Les entreprises de l’UE à la merci de la justice chinoise en cas de vol de brevet

Tout commence en août 2020, lorsque la Cour suprême chinoise décide que les tribunaux du pays pourront prendre des « anti-suit injonctions » ou « injonctions anti-poursuites ». Si le titulaire européen d’un brevet décide de saisir une juridiction non chinoise en cas d’utilisation frauduleuse de ses technologies, il risque une amende journalière pouvant aller jusqu’à 130 000 euros.

Selon l’UE cette disposition prive « les entreprises technologiques européennes de la possibilité d'exercer et de faire respecter les droits qui leur confèrent une avance technologique ».

Elle engendre également un effet pervers favorable aux fabricants de smartphones chinois utilisant des technologies européennes : les entreprises du Vieux Continent ont tendance à leur octroyer des droits de licences à des tarifs inférieurs que ceux du marché, voire gratuitement dans certains cas.

Pour l’UE, « les mesures chinoises sont incompatibles avec l'accord de l'OMC sur les aspects des droits de propriété intellectuelle qui touchent au commerce (ADPIC) ». Après avoir tenté de négocier à plusieurs reprises avec la Chine, l’UE s’est décidée à porter l’affaire devant l’OMC.

Le vice-président de la Commission européenne, en charge du commerce, Valdis Dombrovskis estime que « Nous devons préserver le dynamisme de l'industrie de haute technologie de l'UE, car cette dernière est un vecteur d'innovation qui garantit notre rôle de premier plan dans le développement de futures technologies innovantes ».

Il va falloir s’armer de patience à l’OMC

La procédure de règlement de l’OMC, lancée le 18 février, doit s’ouvrir par une consultation des différentes parties.
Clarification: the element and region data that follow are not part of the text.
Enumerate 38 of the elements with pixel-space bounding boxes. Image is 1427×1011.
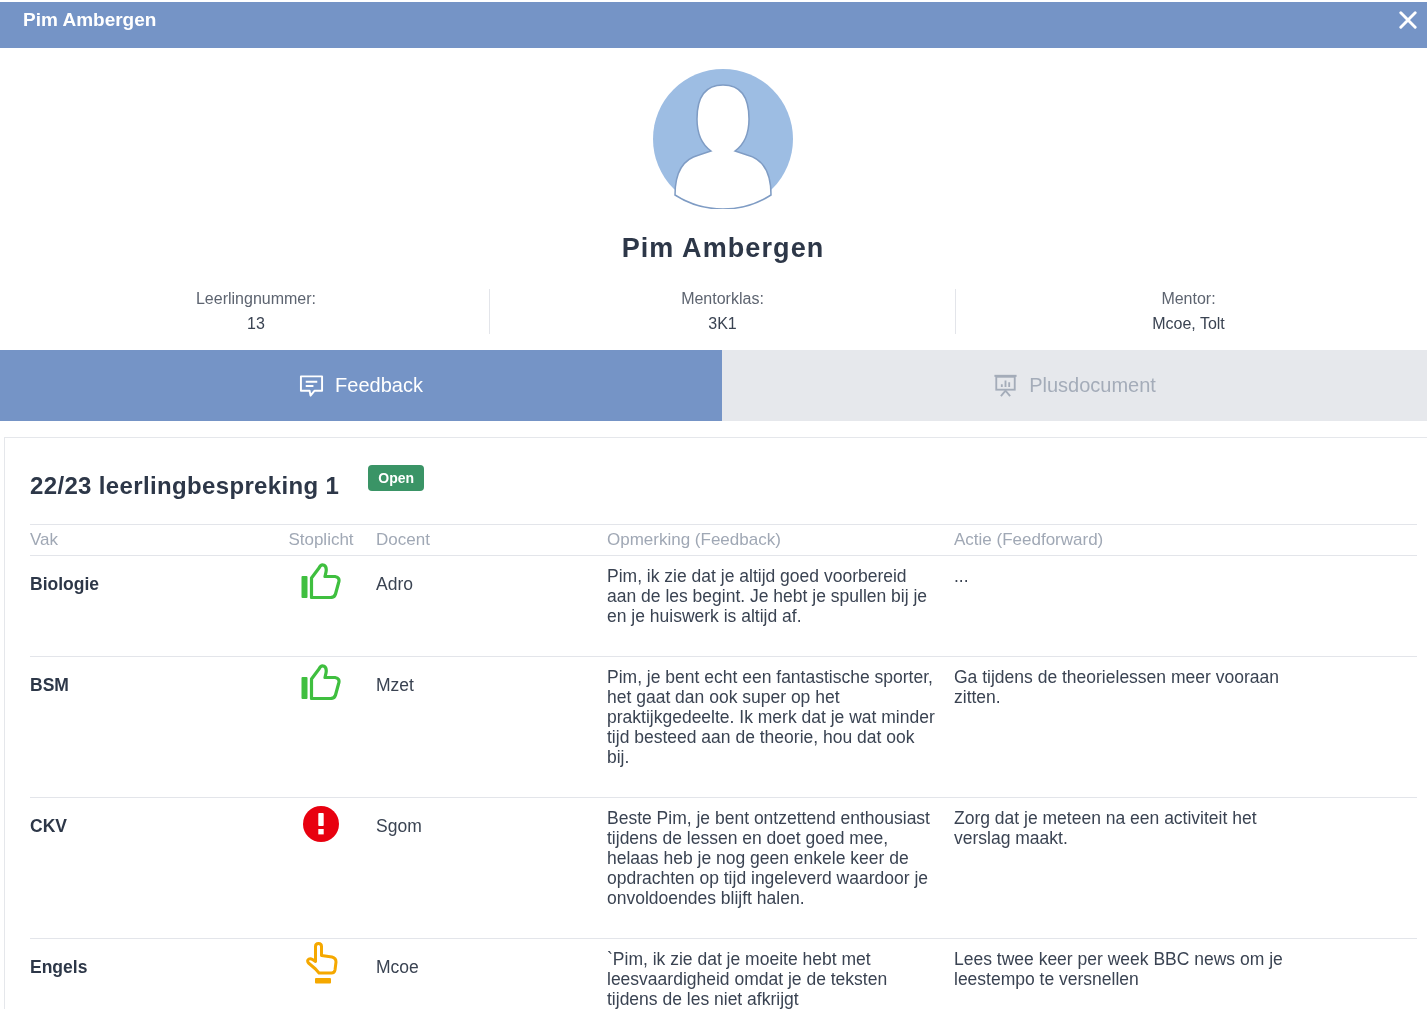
teacher-cell: Sgom xyxy=(376,816,422,836)
action-cell-text: Ga tijdens de theorielessen meer vooraan zitten. xyxy=(954,667,1280,707)
subject-cell: Biologie xyxy=(30,574,100,594)
feedback-cell-text: `Pim, ik zie dat je moeite hebt met leesvaardigheid omdat je de teksten tijdens de les niet afkrijgt xyxy=(607,949,889,1009)
close-icon xyxy=(1399,11,1417,29)
column-header: Vak xyxy=(30,530,60,550)
meeting-title: 22/23 leerlingbespreking 1 xyxy=(30,471,340,501)
teacher-cell: Mcoe xyxy=(376,957,419,977)
column-header: Docent xyxy=(375,530,431,550)
field-value: 13 xyxy=(247,314,265,334)
feedback-cell-text: Pim, ik zie dat je altijd goed voorbereid aan de les begint. Je hebt je spullen bij je en je huiswerk is altijd af. xyxy=(607,566,929,626)
column-header: Stoplicht xyxy=(287,530,355,550)
feedback-cell-text: Beste Pim, je bent ontzettend enthousiast tijdens de lessen en doet goed mee, helaas heb je nog geen enkele keer de opdrachten op tijd ingeleverd waardoor je onvoldoendes blijft halen. xyxy=(607,808,931,908)
column-header: Actie (Feedforward) xyxy=(953,530,1105,550)
feedback-cell-text: Pim, je bent echt een fantastische sporter, het gaat dan ook super op het praktijkgedeelte. Ik merk dat je wat minder tijd besteed aan de theorie, hou dat ook bij. xyxy=(607,667,936,767)
close-button[interactable] xyxy=(1397,9,1419,31)
field-value: Mcoe, Tolt xyxy=(1152,314,1225,334)
student-name: Pim Ambergen xyxy=(621,232,825,264)
field-label: Leerlingnummer: xyxy=(195,289,317,309)
teacher-cell: Adro xyxy=(376,574,413,594)
user-avatar-icon xyxy=(653,69,793,209)
action-cell-text: Zorg dat je meteen na een activiteit het verslag maakt. xyxy=(954,808,1258,848)
field-value: 3K1 xyxy=(708,314,737,334)
action-cell-text: Lees twee keer per week BBC news om je leestempo te versnellen xyxy=(954,949,1284,989)
tab[interactable]: Plusdocument xyxy=(722,350,1427,421)
column-header: Opmerking (Feedback) xyxy=(606,530,782,550)
field-label: Mentorklas: xyxy=(681,289,764,309)
teacher-cell: Mzet xyxy=(376,675,414,695)
status-badge: Open xyxy=(368,465,425,491)
action-cell-text: ... xyxy=(954,566,970,586)
subject-cell: Engels xyxy=(30,957,88,977)
window-title: Pim Ambergen xyxy=(23,9,157,31)
tab[interactable]: Feedback xyxy=(0,350,722,421)
subject-cell: BSM xyxy=(30,675,69,695)
field-label: Mentor: xyxy=(1161,289,1216,309)
subject-cell: CKV xyxy=(30,816,67,836)
speech-bubble-icon xyxy=(299,373,325,398)
presentation-board-icon xyxy=(993,373,1019,398)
Sans solution satisfaisante au bout de 60 jours, l’UE pourra demander la création d’un groupe spécial pour régler le litige.

The Register rappelle que de telles procédures peuvent prendre plusieurs années avant d’aboutir. Confrontée à des accusations similaires par le passé, jusqu’à présent la Chine a toujours rejeté les accusations portées contre elle devant l’OMC, en insistant sur la probité de ses fabricants de smartphones. Il n’y a aucune raison apparente pour que l’Empire du Milieu se comporte différemment dans cette affaire.